Of course, the rhetoric is far easier to manage than the details. Anyone examining the Russia-China gas deals – the details of which are far from finalized, let alone the projects completed – can attest to as much. But the rhetoric does signal a shift: a willingness, or a realization, on Russian officials’ part that the EEU can’t subsist on its own, that a partnership is required. And while the rhetoric remains couched in partnership and equality, only the most blinkered in Moscow would think this is anything other than the Kremlin hitching its pet project to Beijing’s behemoth. China, on its end, is likely pleased to co-opt one of the more prominent obstacles standing in its westward SREB push. Those in Bishkek are presumably thrilled that there may be a legal out for resuscitating their re-export trade with China, one of the main pillars of Kyrgyzstan’s economy hampered through EEU regulations.

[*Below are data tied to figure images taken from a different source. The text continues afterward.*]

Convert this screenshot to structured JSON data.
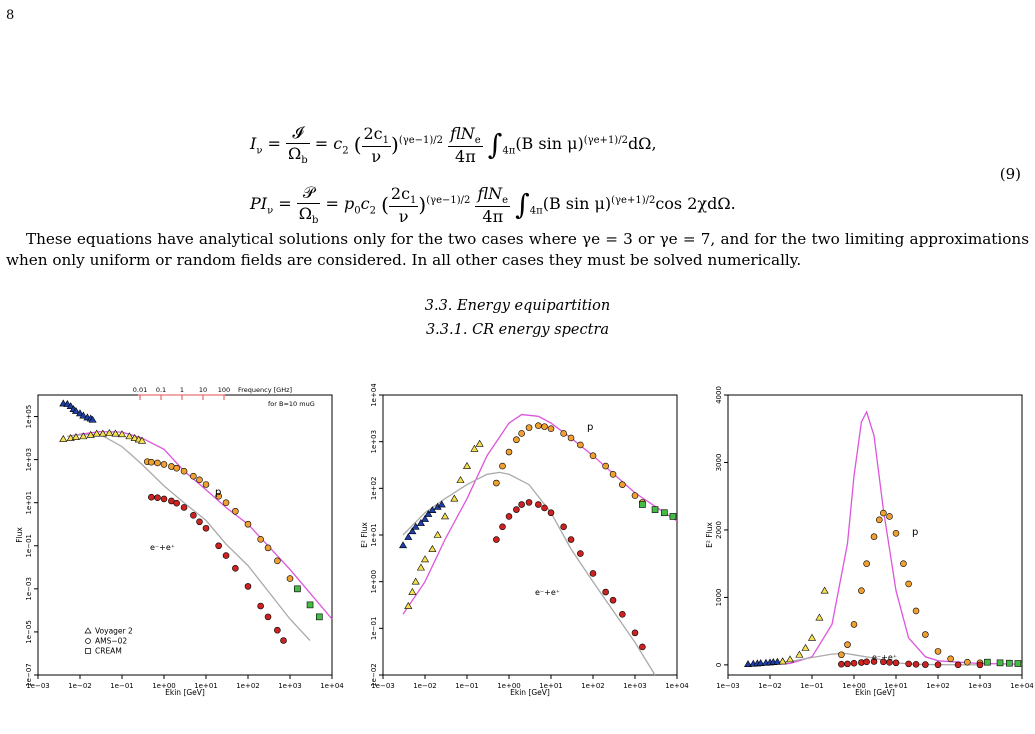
{
  "page_number": "8",
  "equation": {
    "line1": {
      "lhs": "I",
      "lhs_sub": "ν",
      "frac_num": "𝓘",
      "frac_den": "Ω",
      "frac_den_sub": "b",
      "rhs_prefix": "= c",
      "rhs_prefix_sub": "2",
      "inner_num": "2c",
      "inner_num_sub": "1",
      "inner_den": "ν",
      "exponent": "(γe−1)/2",
      "fl_num": "flN",
      "fl_num_sub": "e",
      "fl_den": "4π",
      "integral_sub": "4π",
      "integrand": "(B sin μ)",
      "integrand_exp": "(γe+1)/2",
      "tail": "dΩ,"
    },
    "line2": {
      "lhs": "PI",
      "lhs_sub": "ν",
      "frac_num": "𝒫",
      "frac_den": "Ω",
      "frac_den_sub": "b",
      "rhs_prefix": "= p",
      "rhs_prefix_sub": "0",
      "rhs_prefix2": "c",
      "rhs_prefix2_sub": "2",
      "inner_num": "2c",
      "inner_num_sub": "1",
      "inner_den": "ν",
      "exponent": "(γe−1)/2",
      "fl_num": "flN",
      "fl_num_sub": "e",
      "fl_den": "4π",
      "integral_sub": "4π",
      "integrand": "(B sin μ)",
      "integrand_exp": "(γe+1)/2",
      "tail": "cos 2χdΩ."
    },
    "number": "(9)"
  },
  "paragraph": "These equations have analytical solutions only for the two cases where γe = 3 or γe = 7, and for the two limiting approximations when only uniform or random fields are considered. In all other cases they must be solved numerically.",
  "section": "3.3. Energy equipartition",
  "subsection": "3.3.1. CR energy spectra",
  "colors": {
    "proton_model": "#dd55dd",
    "electron_model": "#aaaaaa",
    "voyager": "#1f3fa8",
    "ams_p": "#f0a030",
    "ams_e": "#cc2222",
    "cream": "#44bb44",
    "low_tri": "#f5e050"
  },
  "chart_data": [
    {
      "type": "scatter",
      "xlabel": "Ekin [GeV]",
      "ylabel": "Flux",
      "xscale": "log",
      "yscale": "log",
      "xlim": [
        0.001,
        10000
      ],
      "ylim": [
        1e-07,
        1000000.0
      ],
      "xticks": [
        "1e−03",
        "1e−02",
        "1e−01",
        "1e+00",
        "1e+01",
        "1e+02",
        "1e+03",
        "1e+04"
      ],
      "yticks": [
        "1e−07",
        "1e−05",
        "1e−03",
        "1e−01",
        "1e+01",
        "1e+03",
        "1e+05"
      ],
      "top_axis": {
        "ticks": [
          "0.01",
          "0.1",
          "1",
          "10",
          "100"
        ],
        "label": "Frequency [GHz]",
        "note": "for B=10 muG"
      },
      "legend": [
        "Voyager 2",
        "AMS−02",
        "CREAM"
      ],
      "annotations": [
        "p",
        "e⁻+e⁺"
      ],
      "series": [
        {
          "name": "Voyager 2",
          "marker": "triangle",
          "x": [
            0.004,
            0.005,
            0.006,
            0.007,
            0.008,
            0.01,
            0.012,
            0.015,
            0.018,
            0.02
          ],
          "y": [
            400000,
            380000,
            300000,
            220000,
            180000,
            140000,
            110000,
            90000,
            80000,
            70000
          ]
        },
        {
          "name": "Voyager 2",
          "marker": "triangle",
          "x": [
            0.004,
            0.006,
            0.008,
            0.012,
            0.018,
            0.025,
            0.035,
            0.05,
            0.07,
            0.1,
            0.15,
            0.2,
            0.25,
            0.3
          ],
          "y": [
            9000,
            10000,
            11000,
            12000,
            14000,
            16000,
            16000,
            17000,
            16000,
            15000,
            12000,
            10000,
            8500,
            7500
          ]
        },
        {
          "name": "AMS−02",
          "marker": "circle",
          "x": [
            0.4,
            0.5,
            0.7,
            1,
            1.5,
            2,
            3,
            5,
            7,
            10,
            20,
            30,
            50,
            100,
            200,
            300,
            500,
            1000,
            1500
          ],
          "y": [
            800,
            760,
            700,
            600,
            480,
            400,
            290,
            170,
            115,
            70,
            20,
            10,
            4,
            1,
            0.2,
            0.08,
            0.02,
            0.003,
            0.001
          ]
        },
        {
          "name": "AMS−02",
          "marker": "circle",
          "x": [
            0.5,
            0.7,
            1,
            1.5,
            2,
            3,
            5,
            7,
            10,
            20,
            30,
            50,
            100,
            200,
            300,
            500,
            700
          ],
          "y": [
            18,
            17,
            15,
            12,
            9.5,
            6,
            2.6,
            1.3,
            0.65,
            0.1,
            0.035,
            0.009,
            0.0013,
            0.00016,
            5e-05,
            1.2e-05,
            4e-06
          ]
        },
        {
          "name": "CREAM",
          "marker": "square",
          "x": [
            1500,
            3000,
            5000
          ],
          "y": [
            0.001,
            0.00018,
            5e-05
          ]
        }
      ],
      "models": [
        {
          "name": "p",
          "x": [
            0.005,
            0.01,
            0.03,
            0.1,
            0.3,
            1,
            3,
            10,
            30,
            100,
            1000,
            10000
          ],
          "y": [
            12000,
            15000,
            20000,
            19000,
            10000,
            3000,
            300,
            40,
            6,
            1,
            0.008,
            4e-05
          ]
        },
        {
          "name": "e",
          "x": [
            0.005,
            0.01,
            0.03,
            0.1,
            0.3,
            1,
            3,
            10,
            30,
            100,
            1000,
            3000
          ],
          "y": [
            12000,
            14000,
            15000,
            4000,
            600,
            60,
            10,
            1.5,
            0.12,
            0.012,
            4e-05,
            4e-06
          ]
        }
      ]
    },
    {
      "type": "scatter",
      "xlabel": "Ekin [GeV]",
      "ylabel": "E² Flux",
      "xscale": "log",
      "yscale": "log",
      "xlim": [
        0.001,
        10000
      ],
      "ylim": [
        0.01,
        10000
      ],
      "xticks": [
        "1e−03",
        "1e−02",
        "1e−01",
        "1e+00",
        "1e+01",
        "1e+02",
        "1e+03",
        "1e+04"
      ],
      "yticks": [
        "1e−02",
        "1e−01",
        "1e+00",
        "1e+01",
        "1e+02",
        "1e+03",
        "1e+04"
      ],
      "annotations": [
        "p",
        "e⁻+e⁺"
      ],
      "series": [
        {
          "name": "Voyager 2",
          "marker": "triangle",
          "x": [
            0.003,
            0.004,
            0.005,
            0.006,
            0.008,
            0.01,
            0.012,
            0.015,
            0.02,
            0.025
          ],
          "y": [
            6,
            9,
            12,
            15,
            18,
            22,
            28,
            34,
            40,
            45
          ]
        },
        {
          "name": "Voyager 2",
          "marker": "triangle",
          "x": [
            0.004,
            0.005,
            0.006,
            0.008,
            0.01,
            0.015,
            0.02,
            0.03,
            0.05,
            0.07,
            0.1,
            0.15,
            0.2
          ],
          "y": [
            0.3,
            0.6,
            1,
            2,
            3,
            5,
            10,
            25,
            60,
            150,
            300,
            700,
            900
          ]
        },
        {
          "name": "AMS−02",
          "marker": "circle",
          "x": [
            0.5,
            0.7,
            1,
            1.5,
            2,
            3,
            5,
            7,
            10,
            20,
            30,
            50,
            100,
            200,
            300,
            500,
            1000,
            1500
          ],
          "y": [
            130,
            300,
            600,
            1100,
            1500,
            2000,
            2200,
            2100,
            1900,
            1500,
            1200,
            850,
            500,
            300,
            200,
            120,
            70,
            50
          ]
        },
        {
          "name": "AMS−02",
          "marker": "circle",
          "x": [
            0.5,
            0.7,
            1,
            1.5,
            2,
            3,
            5,
            7,
            10,
            20,
            30,
            50,
            100,
            200,
            300,
            500,
            1000,
            1500
          ],
          "y": [
            8,
            15,
            25,
            35,
            45,
            50,
            45,
            38,
            30,
            15,
            8,
            4,
            1.5,
            0.6,
            0.4,
            0.2,
            0.08,
            0.04
          ]
        },
        {
          "name": "CREAM",
          "marker": "square",
          "x": [
            1500,
            3000,
            5000,
            8000
          ],
          "y": [
            45,
            35,
            30,
            25
          ]
        }
      ],
      "models": [
        {
          "name": "p",
          "x": [
            0.003,
            0.01,
            0.03,
            0.1,
            0.3,
            1,
            2,
            5,
            10,
            30,
            100,
            1000,
            10000
          ],
          "y": [
            0.2,
            1,
            8,
            60,
            500,
            2500,
            3800,
            3500,
            2500,
            1200,
            500,
            80,
            20
          ]
        },
        {
          "name": "e",
          "x": [
            0.003,
            0.01,
            0.03,
            0.1,
            0.3,
            0.6,
            1,
            3,
            10,
            30,
            100,
            1000,
            3000
          ],
          "y": [
            10,
            30,
            60,
            120,
            200,
            220,
            200,
            120,
            30,
            5,
            1,
            0.05,
            0.01
          ]
        }
      ]
    },
    {
      "type": "scatter",
      "xlabel": "Ekin [GeV]",
      "ylabel": "E² Flux",
      "xscale": "log",
      "yscale": "linear",
      "xlim": [
        0.001,
        10000
      ],
      "ylim": [
        -150,
        4000
      ],
      "xticks": [
        "1e−03",
        "1e−02",
        "1e−01",
        "1e+00",
        "1e+01",
        "1e+02",
        "1e+03",
        "1e+04"
      ],
      "yticks": [
        "0",
        "1000",
        "2000",
        "3000",
        "4000"
      ],
      "annotations": [
        "p",
        "e⁻+e⁺"
      ],
      "series": [
        {
          "name": "Voyager 2",
          "marker": "triangle",
          "x": [
            0.003,
            0.004,
            0.005,
            0.006,
            0.008,
            0.01,
            0.012,
            0.015,
            0.02
          ],
          "y": [
            10,
            15,
            20,
            25,
            30,
            35,
            40,
            45,
            50
          ]
        },
        {
          "name": "Voyager 2",
          "marker": "triangle",
          "x": [
            0.02,
            0.03,
            0.05,
            0.07,
            0.1,
            0.15,
            0.2
          ],
          "y": [
            50,
            80,
            150,
            250,
            400,
            700,
            1100
          ]
        },
        {
          "name": "AMS−02",
          "marker": "circle",
          "x": [
            0.5,
            0.7,
            1,
            1.5,
            2,
            3,
            4,
            5,
            7,
            10,
            15,
            20,
            30,
            50,
            100,
            200,
            500,
            1000
          ],
          "y": [
            150,
            300,
            600,
            1100,
            1500,
            1900,
            2150,
            2250,
            2200,
            1950,
            1500,
            1200,
            800,
            450,
            200,
            90,
            40,
            30
          ]
        },
        {
          "name": "AMS−02",
          "marker": "circle",
          "x": [
            0.5,
            0.7,
            1,
            1.5,
            2,
            3,
            5,
            7,
            10,
            20,
            30,
            50,
            100,
            300,
            1000
          ],
          "y": [
            10,
            15,
            25,
            35,
            45,
            50,
            45,
            38,
            30,
            15,
            8,
            4,
            2,
            1,
            0
          ]
        },
        {
          "name": "CREAM",
          "marker": "square",
          "x": [
            1500,
            3000,
            5000,
            8000
          ],
          "y": [
            40,
            30,
            25,
            20
          ]
        }
      ],
      "models": [
        {
          "name": "p",
          "x": [
            0.003,
            0.01,
            0.03,
            0.1,
            0.3,
            0.7,
            1,
            1.5,
            2,
            3,
            5,
            10,
            20,
            50,
            100,
            1000,
            10000
          ],
          "y": [
            0,
            5,
            20,
            120,
            600,
            1800,
            2800,
            3600,
            3750,
            3400,
            2300,
            1100,
            400,
            120,
            60,
            20,
            10
          ]
        },
        {
          "name": "e",
          "x": [
            0.003,
            0.01,
            0.03,
            0.1,
            0.3,
            0.6,
            1,
            3,
            10,
            30,
            100,
            1000
          ],
          "y": [
            5,
            20,
            50,
            110,
            160,
            170,
            150,
            100,
            30,
            8,
            2,
            0
          ]
        }
      ]
    }
  ]
}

Again, the technicalities of “docking” the EEU with the SREB remain to be seen. Any inconvenient details will likely be overlooked, just as others have throughout the entirety of the EEU’s existence. If the Russian-Chinese gas deals are a metric to go by, any excitement should be tempered for the time being. But if this plays out as Moscow and Beijing have pledged, China may yet prove the primary reason for the EEU’s continued existence. Just as China has helped bail out Central Asia’s economic needs over the past few years, now Beijing can help bail out a vanity project that fell victim to Putin’s wayward policies.